2 April 2008

The New Kid on the Block: Establishing Good Working Relationships

I have just recently changed my working situation. I have a new boss and a new way of doing things. Here are a few tips when starting a new job:

  • Pay attention to the questions you were asked at the interview. Those questions will give you a good idea about what is important to your new boss. In one interview, the person interviewing me said he needed his filing done on a daily basis as many people were using the files and it was important to have all the information up to date. This was mentioned a few times in the interview so I knew it was important and when I got the job I made sure to do my filing every day. On another interview I was asked how I handled client relations. I have always been a good people person and was able to answer the question positively. When I was on the job I made sure to take extra time establishing relationships with the clients as I knew it was important to my boss. In each instance, once my bosses saw I was acting on the things that mattered to them it gave them confidence in me as the new person.
  • Once you are settled in your new desk, re-introduce yourself to your new boss. Even if the person knows you and this is an internal move, it is good to establish your working relationship right from the start. If you have a chance to sit down with him or her to discuss how they would like to have things done that is great. Listen and write down ideas on how you will accomplish what is required.
  • Introduce yourself to your new co-workers who will be working close by.

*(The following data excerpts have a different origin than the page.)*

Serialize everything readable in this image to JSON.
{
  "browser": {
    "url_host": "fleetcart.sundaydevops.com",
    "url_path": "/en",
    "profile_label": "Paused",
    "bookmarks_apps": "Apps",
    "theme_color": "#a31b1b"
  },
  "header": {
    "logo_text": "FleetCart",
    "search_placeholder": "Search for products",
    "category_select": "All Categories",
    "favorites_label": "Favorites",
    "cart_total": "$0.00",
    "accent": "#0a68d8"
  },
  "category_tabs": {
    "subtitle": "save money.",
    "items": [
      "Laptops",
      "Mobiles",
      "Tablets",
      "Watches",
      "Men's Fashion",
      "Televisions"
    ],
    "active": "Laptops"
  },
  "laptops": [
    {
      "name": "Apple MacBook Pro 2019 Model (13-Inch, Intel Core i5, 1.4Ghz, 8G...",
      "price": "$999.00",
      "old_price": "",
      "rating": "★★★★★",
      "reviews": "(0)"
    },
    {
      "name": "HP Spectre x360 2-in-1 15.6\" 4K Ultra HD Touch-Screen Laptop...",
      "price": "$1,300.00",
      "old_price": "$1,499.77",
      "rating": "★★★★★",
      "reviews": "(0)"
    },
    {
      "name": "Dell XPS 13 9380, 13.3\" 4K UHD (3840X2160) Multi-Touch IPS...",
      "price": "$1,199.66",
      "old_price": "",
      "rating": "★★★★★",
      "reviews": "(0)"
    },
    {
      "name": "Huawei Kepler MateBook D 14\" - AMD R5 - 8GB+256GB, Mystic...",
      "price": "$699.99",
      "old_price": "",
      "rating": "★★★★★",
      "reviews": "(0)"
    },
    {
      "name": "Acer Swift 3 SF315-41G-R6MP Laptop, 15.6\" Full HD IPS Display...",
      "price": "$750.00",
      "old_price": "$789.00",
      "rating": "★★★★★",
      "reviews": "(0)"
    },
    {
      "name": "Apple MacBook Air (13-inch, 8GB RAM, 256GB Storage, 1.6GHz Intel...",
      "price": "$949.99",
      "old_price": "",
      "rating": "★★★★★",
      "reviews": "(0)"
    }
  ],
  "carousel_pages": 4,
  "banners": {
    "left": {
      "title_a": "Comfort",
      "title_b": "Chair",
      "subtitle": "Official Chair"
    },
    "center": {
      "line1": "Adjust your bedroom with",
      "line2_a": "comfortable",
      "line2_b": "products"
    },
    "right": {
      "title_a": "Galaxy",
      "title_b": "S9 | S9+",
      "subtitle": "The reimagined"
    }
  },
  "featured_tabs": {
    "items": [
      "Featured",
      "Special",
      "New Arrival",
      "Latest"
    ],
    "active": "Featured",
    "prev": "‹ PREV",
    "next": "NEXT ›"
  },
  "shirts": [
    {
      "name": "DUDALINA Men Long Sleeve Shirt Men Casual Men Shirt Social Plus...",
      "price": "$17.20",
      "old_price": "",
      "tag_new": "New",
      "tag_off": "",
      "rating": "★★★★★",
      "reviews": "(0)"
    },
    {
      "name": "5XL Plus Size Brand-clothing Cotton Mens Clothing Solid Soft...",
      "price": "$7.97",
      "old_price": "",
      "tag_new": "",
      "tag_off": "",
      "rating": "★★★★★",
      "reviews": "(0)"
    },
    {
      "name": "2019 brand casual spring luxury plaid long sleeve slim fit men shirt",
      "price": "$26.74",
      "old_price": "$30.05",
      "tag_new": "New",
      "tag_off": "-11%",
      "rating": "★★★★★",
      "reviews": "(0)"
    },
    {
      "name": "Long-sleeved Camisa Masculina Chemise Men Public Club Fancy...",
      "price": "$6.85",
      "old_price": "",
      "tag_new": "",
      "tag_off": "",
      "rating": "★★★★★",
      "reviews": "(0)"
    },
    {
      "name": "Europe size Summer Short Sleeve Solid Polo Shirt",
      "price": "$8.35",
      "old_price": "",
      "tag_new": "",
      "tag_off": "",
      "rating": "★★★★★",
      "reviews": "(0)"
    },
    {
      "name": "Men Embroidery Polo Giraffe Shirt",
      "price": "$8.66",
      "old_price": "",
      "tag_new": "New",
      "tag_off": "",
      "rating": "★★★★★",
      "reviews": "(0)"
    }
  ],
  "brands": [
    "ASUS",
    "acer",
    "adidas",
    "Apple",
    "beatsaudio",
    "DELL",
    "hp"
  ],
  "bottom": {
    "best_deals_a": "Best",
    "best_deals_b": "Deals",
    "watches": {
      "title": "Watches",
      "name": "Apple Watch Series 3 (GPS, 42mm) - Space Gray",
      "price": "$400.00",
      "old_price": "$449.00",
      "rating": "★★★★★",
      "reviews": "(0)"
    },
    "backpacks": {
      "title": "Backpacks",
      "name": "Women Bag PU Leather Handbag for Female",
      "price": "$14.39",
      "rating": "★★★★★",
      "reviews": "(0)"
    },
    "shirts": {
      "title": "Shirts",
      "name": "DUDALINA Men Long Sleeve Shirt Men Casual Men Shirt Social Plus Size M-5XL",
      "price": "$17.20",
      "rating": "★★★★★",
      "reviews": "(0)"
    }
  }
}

Even though you may have been introduced to everyone as they gave you a tour of the office, take the time to greet them and re-introduce yourself and ask their name as you get the opportunity. We meet so many people on the first day it is hard to keep track of everyone. The people that you especially want to know are those who will be working in your area. They will be your greatest resource.
  • Acquaint yourself with your boss's files. A filing cabinet can give you a lot of information about your new boss's responsibilities and how they like things done. Don't be too eager to change things until you do some exploring and get the lay of the land. Files may need to be cleaned up and put in proper order and new file folders made. Make the filing system easy for you, not complicated.
  • Make sure the file list is up to date. All the files in the cabinet should be on your list. As the new person the file names will be new to you. It is a great tool to have your file list up to date in a Word document so you can electronically search for the file names when your boss comes around looking for something. On one job I was in I was fortunate to have the first day to myself to go over the filing system. I ended up staying late to put it in good order as it needed a lot of work. The next day my boss was frantically getting ready to go to a meeting and came to me to get a document he couldn't find. Fortunately the night before I had found that document in the Z's, but it should have been in the B's. I would have never found it for him if I hadn't taken the time the day before. I was easily able to retrieve it for him. He was surprised and impressed that I had found it so readily. It started our relationship off to a good start as he knew I had taken the time to know his files.
  • Get to know your boss's contacts so you will recognize names when they call. Identify yourself by name and who you work for. When people call and are unfamiliar with your voice they will know right away by your greeting that they have the right number and you are available to assist them. If you don't know the answer, take down their name and number and tell them you will get back to them as soon as possible and then ask around to get the answer and return the call.
  • On the first e-mail contact with someone, introduce yourself and tell them who you are working for and what you are doing for them. For example, Hello, My name is Patricia Robb. I am [Insert Name]'s new assistant. I will be handling the scheduling of this meeting... Make sure your signature line is complete with name, who you work for, company name, phone and fax. If they are receiving an e-mail from you they will have your e-mail address, but some companies have a standard signature line they like you to use and include the e-mail address. You should always go by your company policy. If you don't know what it is, the HR Manager will be able to assist you.
  • Look in your document management system and look at letters, memos and e-mails that have gone out to get an idea of what kind of work you will be doing and the style for saving documents.
  • If you see your boss searching through the file cabinet, offer your assistance. Write down what he or she is looking for and ask when they will need it by and tell them you will look after it. Your new co-workers should be able to assist you. They are hoping to get you up to speed quickly to relieve their workload and are usually more than happy to help out.
  • Give your boss confidence when they ask you to do something by repeating back to them what they have asked you to do. They will then see that you understood the request. Be sure to write things down when asked to do something. It gives people reassurance that it will get done when they see it on your list of things to do.
  • Some good people to know in an organization are the mailroom staff, the accounting staff and the IT staff. Take the time to introduce yourself to these important service people. You will be calling on them often. It is a good idea to have them on your side.

2 comments:

Barbara Swafford said...

Hi Patricia,

This is great advice for "the new kid".

As much as it's difficult for the new person coming on board, it's also difficult for the existing employees and boss as well. Being as helpful as possible can make all the difference in the world.

Patricia Robb said...

Thank you for taking the time to comment Barbara. I read an article a lawyer wrote about how to handle your first assistant. I had never thought of it from the boss's point of view, but it would have its own challenges too, especially if you have never had an assistant before.